SWAMPIE AND THE ALLIGATOR

SWAMPIE AND THE ALLIGATOR

This is for Doug, he requested it.

After high school and a couple of years of college I went to work for the Louisiana Dept. of Highways in the engineering dept.  I spent a couple of years on a survey party on the dumb end of a brush hook, chopping right of way.  I finally figured out the guy who ran the surveying instrument had the easiest job so I set out and learned how to run it.   

I was doing fine until some guy in South La. got bit by a cottonmouth moccasin and had to take some time off to recover, the loafer.  They sent me down there to take his place.  They were running surveys for drainage easements off of I-10.  That's survey talk for wading through swamps and mosquitoes.  Now the mosquitoes are one thing Troy Landry and the boys on Swamp People don't tell you about.  They are huge and way too numerous.  If they aren't huge there are 100 times more of them.  I was coming out of Saline Swamp after hunting one October day and I overheard 2 of them talking to each other.  One asked the other "do we want to eat him here or take him back in the swamp?" The other one answered "Let's eat him here, if we take him back there the bigguns will take him away from us."  And that's not mentioning the snakes.  The cottonmouths were as thick as the mosquitoes.  Those guys waded through them like they weren't there.  Did I mention I don't like snakes.

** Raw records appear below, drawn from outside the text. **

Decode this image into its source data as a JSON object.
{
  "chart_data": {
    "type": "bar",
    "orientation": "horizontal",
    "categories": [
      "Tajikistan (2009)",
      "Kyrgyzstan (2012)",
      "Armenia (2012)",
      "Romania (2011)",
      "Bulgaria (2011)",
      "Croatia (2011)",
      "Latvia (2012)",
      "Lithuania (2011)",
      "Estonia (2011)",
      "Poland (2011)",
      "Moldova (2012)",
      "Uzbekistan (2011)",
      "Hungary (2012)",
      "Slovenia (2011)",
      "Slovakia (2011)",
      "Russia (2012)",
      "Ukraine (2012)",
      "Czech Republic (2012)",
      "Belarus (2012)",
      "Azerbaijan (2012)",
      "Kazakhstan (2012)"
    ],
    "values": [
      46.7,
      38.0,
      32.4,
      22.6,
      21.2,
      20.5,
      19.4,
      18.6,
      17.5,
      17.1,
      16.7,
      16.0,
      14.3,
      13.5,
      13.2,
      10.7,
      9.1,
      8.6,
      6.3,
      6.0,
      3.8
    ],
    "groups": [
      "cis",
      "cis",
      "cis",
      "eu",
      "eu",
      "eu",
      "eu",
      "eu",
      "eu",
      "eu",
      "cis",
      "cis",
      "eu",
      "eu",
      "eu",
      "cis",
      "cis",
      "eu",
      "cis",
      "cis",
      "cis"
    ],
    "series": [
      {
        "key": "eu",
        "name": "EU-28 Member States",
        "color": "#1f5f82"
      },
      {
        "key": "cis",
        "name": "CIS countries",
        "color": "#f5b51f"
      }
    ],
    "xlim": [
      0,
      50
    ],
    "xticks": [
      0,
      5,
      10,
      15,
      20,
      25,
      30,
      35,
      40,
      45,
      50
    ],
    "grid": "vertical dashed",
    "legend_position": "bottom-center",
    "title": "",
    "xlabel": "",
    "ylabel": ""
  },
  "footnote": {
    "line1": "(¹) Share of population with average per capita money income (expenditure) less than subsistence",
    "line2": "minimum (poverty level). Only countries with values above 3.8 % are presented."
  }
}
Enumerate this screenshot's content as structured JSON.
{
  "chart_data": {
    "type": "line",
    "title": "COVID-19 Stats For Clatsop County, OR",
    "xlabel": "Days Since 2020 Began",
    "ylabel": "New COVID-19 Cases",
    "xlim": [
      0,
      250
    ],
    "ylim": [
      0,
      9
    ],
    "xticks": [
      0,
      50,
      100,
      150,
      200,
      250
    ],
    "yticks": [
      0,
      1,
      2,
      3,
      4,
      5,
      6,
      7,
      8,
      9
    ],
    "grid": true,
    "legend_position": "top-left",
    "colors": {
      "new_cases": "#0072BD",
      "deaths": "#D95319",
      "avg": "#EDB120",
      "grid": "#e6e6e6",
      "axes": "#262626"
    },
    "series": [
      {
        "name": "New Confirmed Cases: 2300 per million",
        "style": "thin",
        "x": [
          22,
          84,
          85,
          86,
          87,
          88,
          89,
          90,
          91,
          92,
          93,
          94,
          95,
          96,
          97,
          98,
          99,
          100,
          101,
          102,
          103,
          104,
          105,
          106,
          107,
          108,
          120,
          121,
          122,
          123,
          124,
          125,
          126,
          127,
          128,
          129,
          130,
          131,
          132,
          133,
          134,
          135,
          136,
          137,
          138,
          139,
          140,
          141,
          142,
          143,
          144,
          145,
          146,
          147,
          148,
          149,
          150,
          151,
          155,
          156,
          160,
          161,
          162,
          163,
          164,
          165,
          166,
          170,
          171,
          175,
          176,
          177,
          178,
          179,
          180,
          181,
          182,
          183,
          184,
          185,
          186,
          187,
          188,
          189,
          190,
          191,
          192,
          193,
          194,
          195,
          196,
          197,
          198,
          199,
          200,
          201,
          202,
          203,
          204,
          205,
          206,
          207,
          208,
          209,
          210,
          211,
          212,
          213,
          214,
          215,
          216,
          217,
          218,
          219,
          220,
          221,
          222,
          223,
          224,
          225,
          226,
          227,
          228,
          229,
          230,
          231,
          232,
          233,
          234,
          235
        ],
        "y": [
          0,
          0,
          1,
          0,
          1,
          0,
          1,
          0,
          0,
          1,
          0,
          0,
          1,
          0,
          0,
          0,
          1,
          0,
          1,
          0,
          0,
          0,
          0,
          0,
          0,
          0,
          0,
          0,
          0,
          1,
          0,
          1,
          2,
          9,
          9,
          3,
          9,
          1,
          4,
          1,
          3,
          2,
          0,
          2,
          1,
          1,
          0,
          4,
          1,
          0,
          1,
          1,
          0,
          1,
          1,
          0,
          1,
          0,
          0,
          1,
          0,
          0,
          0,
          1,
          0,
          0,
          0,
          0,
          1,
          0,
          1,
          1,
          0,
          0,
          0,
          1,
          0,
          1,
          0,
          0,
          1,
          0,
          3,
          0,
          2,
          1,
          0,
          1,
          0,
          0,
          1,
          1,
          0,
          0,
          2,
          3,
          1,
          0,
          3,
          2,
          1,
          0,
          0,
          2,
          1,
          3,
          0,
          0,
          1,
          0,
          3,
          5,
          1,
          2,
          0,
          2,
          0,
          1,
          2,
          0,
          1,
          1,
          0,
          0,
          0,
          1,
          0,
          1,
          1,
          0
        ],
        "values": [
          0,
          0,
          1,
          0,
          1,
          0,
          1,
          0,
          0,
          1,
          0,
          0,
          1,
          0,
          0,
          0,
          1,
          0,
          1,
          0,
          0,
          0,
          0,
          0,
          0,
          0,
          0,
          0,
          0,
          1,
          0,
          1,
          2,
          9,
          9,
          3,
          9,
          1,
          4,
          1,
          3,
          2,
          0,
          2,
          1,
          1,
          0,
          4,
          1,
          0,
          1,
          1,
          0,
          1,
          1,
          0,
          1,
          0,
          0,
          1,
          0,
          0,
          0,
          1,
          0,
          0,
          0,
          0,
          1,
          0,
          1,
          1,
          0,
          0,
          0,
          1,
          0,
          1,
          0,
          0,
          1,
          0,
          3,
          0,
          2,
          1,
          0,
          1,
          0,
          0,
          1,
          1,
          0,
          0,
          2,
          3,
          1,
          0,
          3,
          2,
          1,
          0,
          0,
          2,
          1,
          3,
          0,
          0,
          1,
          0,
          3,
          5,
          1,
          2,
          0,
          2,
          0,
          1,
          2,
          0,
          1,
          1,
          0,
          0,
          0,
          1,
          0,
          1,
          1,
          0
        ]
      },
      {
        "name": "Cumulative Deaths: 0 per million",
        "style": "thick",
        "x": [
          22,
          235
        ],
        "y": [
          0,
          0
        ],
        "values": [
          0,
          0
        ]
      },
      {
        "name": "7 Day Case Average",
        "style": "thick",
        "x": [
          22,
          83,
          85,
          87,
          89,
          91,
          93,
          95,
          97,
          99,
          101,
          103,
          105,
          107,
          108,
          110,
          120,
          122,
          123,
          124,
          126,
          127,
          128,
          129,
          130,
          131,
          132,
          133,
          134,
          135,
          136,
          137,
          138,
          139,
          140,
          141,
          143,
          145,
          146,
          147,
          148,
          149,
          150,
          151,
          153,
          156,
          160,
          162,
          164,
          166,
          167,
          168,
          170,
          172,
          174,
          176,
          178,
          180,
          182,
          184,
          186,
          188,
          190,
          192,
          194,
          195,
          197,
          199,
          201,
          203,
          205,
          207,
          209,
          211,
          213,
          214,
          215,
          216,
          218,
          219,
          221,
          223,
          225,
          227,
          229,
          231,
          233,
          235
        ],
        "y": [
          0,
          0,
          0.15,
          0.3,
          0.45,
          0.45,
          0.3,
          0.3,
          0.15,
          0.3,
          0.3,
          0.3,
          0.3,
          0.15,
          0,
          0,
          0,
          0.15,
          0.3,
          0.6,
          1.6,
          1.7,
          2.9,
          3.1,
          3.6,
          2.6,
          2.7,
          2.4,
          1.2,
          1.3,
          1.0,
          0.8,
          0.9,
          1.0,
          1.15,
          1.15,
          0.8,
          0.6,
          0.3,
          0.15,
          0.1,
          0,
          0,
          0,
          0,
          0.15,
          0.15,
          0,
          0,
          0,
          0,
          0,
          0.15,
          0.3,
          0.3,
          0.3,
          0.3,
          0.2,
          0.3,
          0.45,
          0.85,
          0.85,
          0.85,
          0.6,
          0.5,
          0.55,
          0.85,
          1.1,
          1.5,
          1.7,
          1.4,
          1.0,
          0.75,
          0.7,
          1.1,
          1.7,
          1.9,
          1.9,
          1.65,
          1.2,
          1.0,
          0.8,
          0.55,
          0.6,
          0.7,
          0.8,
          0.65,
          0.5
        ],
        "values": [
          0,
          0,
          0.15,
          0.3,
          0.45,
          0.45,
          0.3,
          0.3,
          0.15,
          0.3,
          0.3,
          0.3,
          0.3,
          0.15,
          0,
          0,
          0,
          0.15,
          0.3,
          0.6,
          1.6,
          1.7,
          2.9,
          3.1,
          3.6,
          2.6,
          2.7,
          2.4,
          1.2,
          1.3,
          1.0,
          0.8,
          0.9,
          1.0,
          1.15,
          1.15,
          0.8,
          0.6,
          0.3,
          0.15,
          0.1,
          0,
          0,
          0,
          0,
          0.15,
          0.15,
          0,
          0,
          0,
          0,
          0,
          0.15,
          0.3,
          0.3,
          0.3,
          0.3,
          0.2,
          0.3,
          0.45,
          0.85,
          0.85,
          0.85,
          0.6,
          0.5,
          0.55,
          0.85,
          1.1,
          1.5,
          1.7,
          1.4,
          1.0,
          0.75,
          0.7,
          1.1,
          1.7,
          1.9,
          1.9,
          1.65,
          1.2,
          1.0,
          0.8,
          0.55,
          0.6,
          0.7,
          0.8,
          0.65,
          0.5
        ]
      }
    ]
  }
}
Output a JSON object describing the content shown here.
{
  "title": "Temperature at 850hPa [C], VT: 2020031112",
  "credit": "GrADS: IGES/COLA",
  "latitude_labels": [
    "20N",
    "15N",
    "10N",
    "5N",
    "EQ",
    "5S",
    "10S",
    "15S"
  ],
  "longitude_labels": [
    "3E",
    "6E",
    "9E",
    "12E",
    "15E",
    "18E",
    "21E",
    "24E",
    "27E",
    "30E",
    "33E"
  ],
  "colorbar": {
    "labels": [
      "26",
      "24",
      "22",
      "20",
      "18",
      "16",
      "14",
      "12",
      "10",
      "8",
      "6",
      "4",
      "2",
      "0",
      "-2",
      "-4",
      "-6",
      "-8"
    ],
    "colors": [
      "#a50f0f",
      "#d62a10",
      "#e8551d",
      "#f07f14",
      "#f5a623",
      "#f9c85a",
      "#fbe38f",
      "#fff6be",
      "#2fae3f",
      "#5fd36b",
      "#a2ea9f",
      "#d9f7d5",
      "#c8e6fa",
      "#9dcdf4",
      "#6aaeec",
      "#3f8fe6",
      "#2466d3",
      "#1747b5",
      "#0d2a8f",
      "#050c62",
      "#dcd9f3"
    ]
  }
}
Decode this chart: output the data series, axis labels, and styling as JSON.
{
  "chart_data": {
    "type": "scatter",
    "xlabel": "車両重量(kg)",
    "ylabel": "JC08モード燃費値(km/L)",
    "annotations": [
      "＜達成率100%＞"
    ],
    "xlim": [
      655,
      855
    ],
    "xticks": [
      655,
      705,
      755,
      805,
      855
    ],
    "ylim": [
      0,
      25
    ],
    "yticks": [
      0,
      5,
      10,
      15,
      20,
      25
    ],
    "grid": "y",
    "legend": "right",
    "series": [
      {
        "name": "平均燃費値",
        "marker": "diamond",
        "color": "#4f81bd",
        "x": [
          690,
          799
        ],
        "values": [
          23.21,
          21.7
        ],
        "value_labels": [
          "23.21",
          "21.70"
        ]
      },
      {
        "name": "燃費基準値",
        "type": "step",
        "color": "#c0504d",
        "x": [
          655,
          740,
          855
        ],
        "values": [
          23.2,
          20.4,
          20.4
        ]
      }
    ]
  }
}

We were in that swamp with hip boots, the tripod for the instrument had extensions on the legs to sink into the mud.  It was also in August, about 105 degrees with 775% humidity.  I was miserable, the longest 2 weeks of my life up to that point.  Anyway, I was up to my thighs in muddy water looking through that transit at a plumb bob nobody knew where the end was and I saw a log floating toward the instrument.  I couldn't let that dang log bump the tripod, we'd have to start over on the line we were working.  I had a range pole with me, they have a sharp point on one end.  Now I need to explain something else.  At that time we didn't have many alligators in North La.   I personally had never seen one in the wild.  I poked that log with that pole and both ends exploded.  That gator looked to be about 30 feet long and I made him mad.  Mister, I quit the country, I gave him that transit and said good riddance.  

One of the guys on the survey crew with a Troy Landry accent said later "Man, Jesus thought he was cool walking on water, did you see Johnny running across it.  He didn't even get his feet wet."

Swamprat

1 comment:

Doug said...

Quite a story!!! You make that country sound so pretty, then you bring up critters that I don't think I'd get along with very well. I'll bet you did just walk on water.